Feodal sistem, başka bir şekil altında tekrar geri döndü. Tarıma elverişli arazilerin işletilmesi ve ve inşaat sektörü belli sayıda yatırımcının hâkimiyetine geçti. Belli sayıda bir azınlık hem üretim ve para kaynaklarının başında hem de siyasi ve güç kontrol bu kişilerin ellerindedir. Ve bugün Mısır’ın milyarderlerin durumu çok hırçın ve vahşi görünüm arzetmektedir. Raporlara göre, bugün Mısır’da 500 milyarder ve milyoner var. 152 bin kişinin geliri 2.1 milyon cüneyhtir. 40 milyon kişinin aylık geliri ise 175 cüneyh. 10 milyona yakın kişi ise açlık sınırının altında ve 1 cüneyhle geçiniyor (1 TL= 4 cüneyh). Adaletsizlik ve sermaye sahiplerinin iktidarı elde tuttukları ve bu şekilde aslında rejimi satın aldıkları görülüyor.
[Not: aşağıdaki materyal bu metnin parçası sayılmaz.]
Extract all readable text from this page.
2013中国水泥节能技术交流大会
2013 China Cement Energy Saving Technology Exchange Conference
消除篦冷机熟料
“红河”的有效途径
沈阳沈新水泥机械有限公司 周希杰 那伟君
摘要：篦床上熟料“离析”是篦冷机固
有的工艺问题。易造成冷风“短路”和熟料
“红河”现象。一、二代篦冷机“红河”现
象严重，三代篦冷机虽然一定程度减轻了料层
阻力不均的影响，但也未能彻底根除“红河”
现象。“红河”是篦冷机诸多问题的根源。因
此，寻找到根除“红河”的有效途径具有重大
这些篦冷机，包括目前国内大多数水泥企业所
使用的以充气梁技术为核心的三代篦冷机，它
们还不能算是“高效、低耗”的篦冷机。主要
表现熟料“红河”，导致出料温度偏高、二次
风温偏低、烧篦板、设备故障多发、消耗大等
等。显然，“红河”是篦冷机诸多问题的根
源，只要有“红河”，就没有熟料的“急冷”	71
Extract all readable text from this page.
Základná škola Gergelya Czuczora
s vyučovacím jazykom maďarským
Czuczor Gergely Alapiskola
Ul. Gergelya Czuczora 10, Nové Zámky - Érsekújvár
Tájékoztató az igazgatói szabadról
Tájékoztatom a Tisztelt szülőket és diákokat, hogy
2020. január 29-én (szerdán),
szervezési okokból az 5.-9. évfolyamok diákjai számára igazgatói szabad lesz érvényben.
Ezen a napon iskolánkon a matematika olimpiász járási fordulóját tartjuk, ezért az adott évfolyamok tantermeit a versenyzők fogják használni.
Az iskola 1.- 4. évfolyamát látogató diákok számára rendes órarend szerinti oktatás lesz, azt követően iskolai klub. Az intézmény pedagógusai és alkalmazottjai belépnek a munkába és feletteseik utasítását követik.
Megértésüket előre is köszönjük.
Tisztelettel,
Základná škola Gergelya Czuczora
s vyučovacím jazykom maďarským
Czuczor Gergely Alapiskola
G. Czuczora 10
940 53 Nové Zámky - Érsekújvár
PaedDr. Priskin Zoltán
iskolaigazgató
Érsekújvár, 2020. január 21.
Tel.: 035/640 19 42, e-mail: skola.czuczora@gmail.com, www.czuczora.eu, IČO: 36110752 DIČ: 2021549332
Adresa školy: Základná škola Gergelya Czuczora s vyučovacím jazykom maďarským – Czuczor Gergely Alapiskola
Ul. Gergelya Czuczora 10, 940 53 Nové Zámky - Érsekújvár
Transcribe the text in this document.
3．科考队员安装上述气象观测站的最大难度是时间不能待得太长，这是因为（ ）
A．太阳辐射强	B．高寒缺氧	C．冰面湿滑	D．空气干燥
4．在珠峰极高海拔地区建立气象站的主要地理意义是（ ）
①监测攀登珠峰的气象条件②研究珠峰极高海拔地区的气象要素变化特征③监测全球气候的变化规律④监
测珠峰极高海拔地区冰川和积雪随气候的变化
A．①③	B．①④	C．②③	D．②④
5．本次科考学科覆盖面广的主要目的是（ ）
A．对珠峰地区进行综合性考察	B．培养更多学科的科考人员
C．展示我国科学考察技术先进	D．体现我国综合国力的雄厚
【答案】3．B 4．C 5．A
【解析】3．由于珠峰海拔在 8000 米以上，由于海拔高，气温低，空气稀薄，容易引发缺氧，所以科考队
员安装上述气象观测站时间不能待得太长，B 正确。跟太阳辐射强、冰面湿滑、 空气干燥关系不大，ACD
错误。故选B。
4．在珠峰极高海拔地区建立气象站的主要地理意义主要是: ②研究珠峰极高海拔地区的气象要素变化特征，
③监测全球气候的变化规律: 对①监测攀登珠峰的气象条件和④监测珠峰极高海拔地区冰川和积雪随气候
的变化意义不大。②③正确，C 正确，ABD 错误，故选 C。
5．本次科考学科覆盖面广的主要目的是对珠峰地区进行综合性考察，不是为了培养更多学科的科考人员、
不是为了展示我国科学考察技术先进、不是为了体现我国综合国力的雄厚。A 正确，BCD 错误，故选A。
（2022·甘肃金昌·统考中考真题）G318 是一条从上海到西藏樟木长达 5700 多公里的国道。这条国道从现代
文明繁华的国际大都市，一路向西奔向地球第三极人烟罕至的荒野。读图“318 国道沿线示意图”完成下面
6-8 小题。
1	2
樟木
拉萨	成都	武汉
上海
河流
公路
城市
Bu sayede bazı büyük iş adamlarının millet meclisine girdikleri ve iktidarda söz sahibi olduklarını görüyoruz. İşadamlarının Millet meclisinde yer almak istemelerinin sebebi halka hizmet etmek mi? Hayır, asla. Bu kişilerin amacı milletvekili imtiyazını kullanarak üretime elverişli topraklara sahip olmak ve demir, çimento gibi hayatın can damarı olan ürünleri, işletmeyi ve üretimi elde tutmaktan başka bir şey değildir. Genel maslahatlarla bakanların ve parlamenterlerin menfaatlerine müdahale ederek halkın hak ve hukuklarını kendi sermayelerine katarak adaletsizliğin, açlığın ülkede kol gezmesine yol açıyorlar.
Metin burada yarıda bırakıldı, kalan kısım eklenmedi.